En tercer lugar, el hecho de que ya no esté una de las partes no


significa que esta no siga teniendo representantes vicarios que
transitan el duelo y hablan en lugar de quien ya no tiene voz. Sin
embargo, se le concede a ese representante apenas una función
meramente consultiva, y no se le otorga el derecho de otorgar su
consentimiento informado en el juicio ni durante la ejecución de
la pena sobre los múltiples beneficios del condenado.

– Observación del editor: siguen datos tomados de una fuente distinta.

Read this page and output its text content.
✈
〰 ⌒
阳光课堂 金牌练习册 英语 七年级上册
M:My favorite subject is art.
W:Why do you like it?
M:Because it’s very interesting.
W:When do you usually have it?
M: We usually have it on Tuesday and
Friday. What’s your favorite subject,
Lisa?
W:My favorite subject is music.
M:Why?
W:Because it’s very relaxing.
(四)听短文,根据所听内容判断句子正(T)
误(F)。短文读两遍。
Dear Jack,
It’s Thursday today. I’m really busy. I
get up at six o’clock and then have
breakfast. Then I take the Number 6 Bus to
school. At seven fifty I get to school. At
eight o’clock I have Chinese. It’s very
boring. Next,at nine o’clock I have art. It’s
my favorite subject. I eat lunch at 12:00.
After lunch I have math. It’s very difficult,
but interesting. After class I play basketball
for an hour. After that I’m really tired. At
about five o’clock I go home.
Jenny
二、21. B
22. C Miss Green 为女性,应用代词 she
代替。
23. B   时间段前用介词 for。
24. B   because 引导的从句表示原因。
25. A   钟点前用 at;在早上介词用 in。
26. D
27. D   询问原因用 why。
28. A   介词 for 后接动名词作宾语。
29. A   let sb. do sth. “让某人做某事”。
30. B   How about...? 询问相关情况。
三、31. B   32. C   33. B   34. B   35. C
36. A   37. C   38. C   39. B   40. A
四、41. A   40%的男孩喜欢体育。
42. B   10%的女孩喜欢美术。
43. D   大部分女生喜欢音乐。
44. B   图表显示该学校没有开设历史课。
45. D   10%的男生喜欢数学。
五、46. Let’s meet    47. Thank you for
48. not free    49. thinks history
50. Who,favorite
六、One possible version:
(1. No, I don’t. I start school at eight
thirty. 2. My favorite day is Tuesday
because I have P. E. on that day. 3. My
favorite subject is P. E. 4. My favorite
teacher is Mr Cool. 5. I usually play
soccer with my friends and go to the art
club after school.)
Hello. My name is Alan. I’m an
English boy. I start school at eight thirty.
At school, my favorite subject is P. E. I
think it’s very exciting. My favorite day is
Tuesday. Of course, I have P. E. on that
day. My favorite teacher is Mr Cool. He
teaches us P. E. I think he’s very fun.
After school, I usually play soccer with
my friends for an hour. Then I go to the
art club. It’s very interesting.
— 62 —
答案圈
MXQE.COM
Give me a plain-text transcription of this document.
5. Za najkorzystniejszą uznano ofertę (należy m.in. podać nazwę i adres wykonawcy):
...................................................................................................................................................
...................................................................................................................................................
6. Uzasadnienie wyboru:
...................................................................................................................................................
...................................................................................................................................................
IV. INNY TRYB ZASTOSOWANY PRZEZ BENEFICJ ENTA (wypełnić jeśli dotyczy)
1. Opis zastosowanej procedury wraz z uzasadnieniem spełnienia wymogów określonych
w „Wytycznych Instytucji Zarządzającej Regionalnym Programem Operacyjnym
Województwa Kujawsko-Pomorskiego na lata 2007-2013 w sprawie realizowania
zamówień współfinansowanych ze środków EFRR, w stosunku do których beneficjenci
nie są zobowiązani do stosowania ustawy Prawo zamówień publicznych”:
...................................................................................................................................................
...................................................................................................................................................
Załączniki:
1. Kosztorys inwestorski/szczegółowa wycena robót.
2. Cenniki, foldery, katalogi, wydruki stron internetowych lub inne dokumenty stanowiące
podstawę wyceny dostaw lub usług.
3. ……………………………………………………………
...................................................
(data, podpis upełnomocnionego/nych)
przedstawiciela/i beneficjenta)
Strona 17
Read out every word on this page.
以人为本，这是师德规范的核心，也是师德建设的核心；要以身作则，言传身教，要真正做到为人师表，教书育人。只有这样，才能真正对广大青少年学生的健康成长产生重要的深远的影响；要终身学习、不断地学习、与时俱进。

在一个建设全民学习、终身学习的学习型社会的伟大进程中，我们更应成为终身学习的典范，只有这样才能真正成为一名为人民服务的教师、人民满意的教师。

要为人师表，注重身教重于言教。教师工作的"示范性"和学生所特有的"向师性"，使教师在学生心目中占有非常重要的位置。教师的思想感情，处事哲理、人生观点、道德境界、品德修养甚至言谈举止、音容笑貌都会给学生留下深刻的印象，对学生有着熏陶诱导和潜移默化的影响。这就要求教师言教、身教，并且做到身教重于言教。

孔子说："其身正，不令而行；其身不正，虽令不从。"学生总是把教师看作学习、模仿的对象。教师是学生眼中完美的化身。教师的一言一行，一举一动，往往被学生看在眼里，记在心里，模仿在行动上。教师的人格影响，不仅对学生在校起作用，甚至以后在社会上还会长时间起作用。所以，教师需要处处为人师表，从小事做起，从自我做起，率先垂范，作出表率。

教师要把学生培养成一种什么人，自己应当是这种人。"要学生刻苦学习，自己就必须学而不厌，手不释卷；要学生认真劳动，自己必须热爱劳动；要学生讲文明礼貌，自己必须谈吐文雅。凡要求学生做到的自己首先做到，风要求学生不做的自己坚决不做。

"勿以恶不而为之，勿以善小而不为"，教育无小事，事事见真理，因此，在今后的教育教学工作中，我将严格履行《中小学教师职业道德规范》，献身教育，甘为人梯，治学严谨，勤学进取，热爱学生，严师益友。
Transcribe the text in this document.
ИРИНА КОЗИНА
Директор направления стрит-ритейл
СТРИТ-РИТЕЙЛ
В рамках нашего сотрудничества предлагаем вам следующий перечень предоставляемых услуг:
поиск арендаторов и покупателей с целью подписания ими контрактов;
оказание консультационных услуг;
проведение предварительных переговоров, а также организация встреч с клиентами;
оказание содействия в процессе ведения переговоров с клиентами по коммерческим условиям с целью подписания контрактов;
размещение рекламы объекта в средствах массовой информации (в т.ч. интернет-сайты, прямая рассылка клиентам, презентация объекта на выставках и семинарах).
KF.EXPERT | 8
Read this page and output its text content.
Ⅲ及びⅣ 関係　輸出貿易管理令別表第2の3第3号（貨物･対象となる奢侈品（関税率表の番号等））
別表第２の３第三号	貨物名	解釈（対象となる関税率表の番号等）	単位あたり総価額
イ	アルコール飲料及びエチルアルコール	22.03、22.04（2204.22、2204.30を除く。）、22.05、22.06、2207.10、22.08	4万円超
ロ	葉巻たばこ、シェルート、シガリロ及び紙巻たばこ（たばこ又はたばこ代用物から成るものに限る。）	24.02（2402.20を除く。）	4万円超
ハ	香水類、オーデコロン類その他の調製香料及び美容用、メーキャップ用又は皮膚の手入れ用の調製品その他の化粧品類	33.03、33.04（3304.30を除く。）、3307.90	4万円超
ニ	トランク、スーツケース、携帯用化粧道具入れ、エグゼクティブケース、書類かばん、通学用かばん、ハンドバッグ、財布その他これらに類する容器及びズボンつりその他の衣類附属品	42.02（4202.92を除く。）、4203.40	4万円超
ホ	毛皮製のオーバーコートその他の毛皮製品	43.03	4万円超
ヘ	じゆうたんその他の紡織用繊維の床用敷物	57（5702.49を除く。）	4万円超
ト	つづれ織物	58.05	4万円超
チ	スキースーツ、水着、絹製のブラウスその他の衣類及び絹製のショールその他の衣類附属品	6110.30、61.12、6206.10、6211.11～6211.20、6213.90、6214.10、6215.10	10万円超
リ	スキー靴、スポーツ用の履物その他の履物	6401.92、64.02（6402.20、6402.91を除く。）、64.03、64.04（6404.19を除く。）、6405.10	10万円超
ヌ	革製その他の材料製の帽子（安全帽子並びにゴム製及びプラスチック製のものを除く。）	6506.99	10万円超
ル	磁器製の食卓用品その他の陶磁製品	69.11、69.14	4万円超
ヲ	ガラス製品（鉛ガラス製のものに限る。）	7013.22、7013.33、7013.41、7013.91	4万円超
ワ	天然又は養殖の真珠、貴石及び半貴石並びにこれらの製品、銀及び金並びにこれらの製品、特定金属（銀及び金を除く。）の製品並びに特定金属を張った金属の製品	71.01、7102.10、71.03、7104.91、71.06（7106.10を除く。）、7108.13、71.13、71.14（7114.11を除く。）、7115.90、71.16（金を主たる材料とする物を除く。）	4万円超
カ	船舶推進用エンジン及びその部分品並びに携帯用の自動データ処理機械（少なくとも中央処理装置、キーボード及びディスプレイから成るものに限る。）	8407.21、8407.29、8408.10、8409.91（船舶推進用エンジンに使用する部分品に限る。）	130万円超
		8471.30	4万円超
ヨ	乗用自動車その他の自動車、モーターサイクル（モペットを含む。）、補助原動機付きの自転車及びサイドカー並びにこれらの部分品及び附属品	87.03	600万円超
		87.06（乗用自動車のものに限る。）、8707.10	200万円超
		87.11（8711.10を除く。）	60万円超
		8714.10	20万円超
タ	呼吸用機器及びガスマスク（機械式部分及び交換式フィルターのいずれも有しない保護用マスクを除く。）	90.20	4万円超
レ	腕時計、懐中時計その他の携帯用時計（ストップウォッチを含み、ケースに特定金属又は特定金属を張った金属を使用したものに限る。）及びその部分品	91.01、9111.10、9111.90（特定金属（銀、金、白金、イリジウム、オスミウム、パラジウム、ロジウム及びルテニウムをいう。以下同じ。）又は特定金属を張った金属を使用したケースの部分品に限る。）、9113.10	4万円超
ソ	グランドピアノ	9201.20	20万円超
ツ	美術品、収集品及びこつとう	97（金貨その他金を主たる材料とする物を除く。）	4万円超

Los ciudadanos del siglo XXI continuamos sometidos a una


convención jurídica creada en el siglo XIII y perfeccionada en los
siglos XVII y XVIII, cuando se delegó el monopolio de la fuerza en
el Estado. El derecho fue el instrumento para defender al acusado
de las arbitrariedades del monarca. Hoy, en los países en los que
rige el Estado de Derecho, las más de las veces el monopolio de la
fuerza debe ser usado no para defender al individuo del Estado,
sino de otro individuo que tomó una ventaja para sí, quebrando la
igualdad de los ciudadanos ante la ley. Cuando se trata de un
homicidio o femicidio, cuya reparación fáctica es imposible, a la
víctima secundaria suele bastarle una reparación simbólica
representada por la pena de privación de la libertad. Este castigo
se funda en los principios fundantes del Estado moderno: si tres
son los bienes jurídicos que fundaron el contrato social vigente, la
vida, la libertad y la propiedad, quien atenta contra una vida
debería ceder el segundo bien jurídico protegido: la libertad. Con
la introducción de estos principios, abandonamos el campo
jurídico y nos internamos en el de la ética, en los imperativos
morales que los magistrados -y los legisladores- deberían respetar.
Sin embargo, plantear la cuestión de la ética dentro de la Justicia
es nombrar lo que curiosamente está en el orden de lo no dicho.

El hecho de que el Estado de Derecho haya expropiado el deber de


retaliación y lo haya tomado a su cargo lo vuelve aún más
responsable en la obligación de justicia que les debe a la víctima y
a la sociedad toda. La idea de la retaliación y su función social no
debería ser depreciada, dado que persiste en todas las prácticas
humanas: cuando no pagamos la luz o el gas, debemos pagar una
sanción pecuniaria. Cuando hacemos un regalo, solemos hacerlo
guiados por un principio retributivo. ¿Cómo se explica entonces
que, confiando en que el Estado haría justicia en nombre de los
particulares, hayamos cedido nuestro poder de retaliación y
hayamos sido abandonados a la intemperie, sin retaliación
personal ni justicia pública?
Esta orfandad procesal es fortalecida por el abolicionismo, el cual
aspira a monopolizar la semántica penal, valiéndose
impunemente de conceptos como los de "rehabilitación" o
"reinserción" y escudándose en tratados internacionales firmados
por tecnócratas que, generosamente, devaluaron con su acto el
valor del primero de los derechos humanos: el derecho a la vida.
Valiéndose de un anacrónico reduccionismo sociologista, se funda
en el supuesto acrítico de que el delincuente es un "producto
social", mientras que la víctima pasa a ser apenas una
circunstancia anecdótica.

El tradicional aforismo de Horacio "para que las leyes sin las


costumbres" permite comprender que el positivismo jurídico
condujo al derecho a un callejon sin salida, a una legalidad sin
etica y alejada del consenso social, a un nomos sin un ethos, "una
ley sin ética". Incluso la llamada "ley de víctimas" nació con un
pecado de origen: salvo excepciones, la víctima continúa en
soledad, sin un querellante ni un fiscal que necesariamente
impulse la causa a su favor y con un juez que, a menudo, se erige
en un segundo defensor. Y cuando el fiscal apoya al imputado,
hasta en un tercer defensor del victimario.
El obsoleto derecho penal recobrará un sentido cuando se ciña al
principio de realidad. Cuando vuelva su mirada a la víctima, la
única que no pidió estar en el lugar adonde el sistema la arrojó.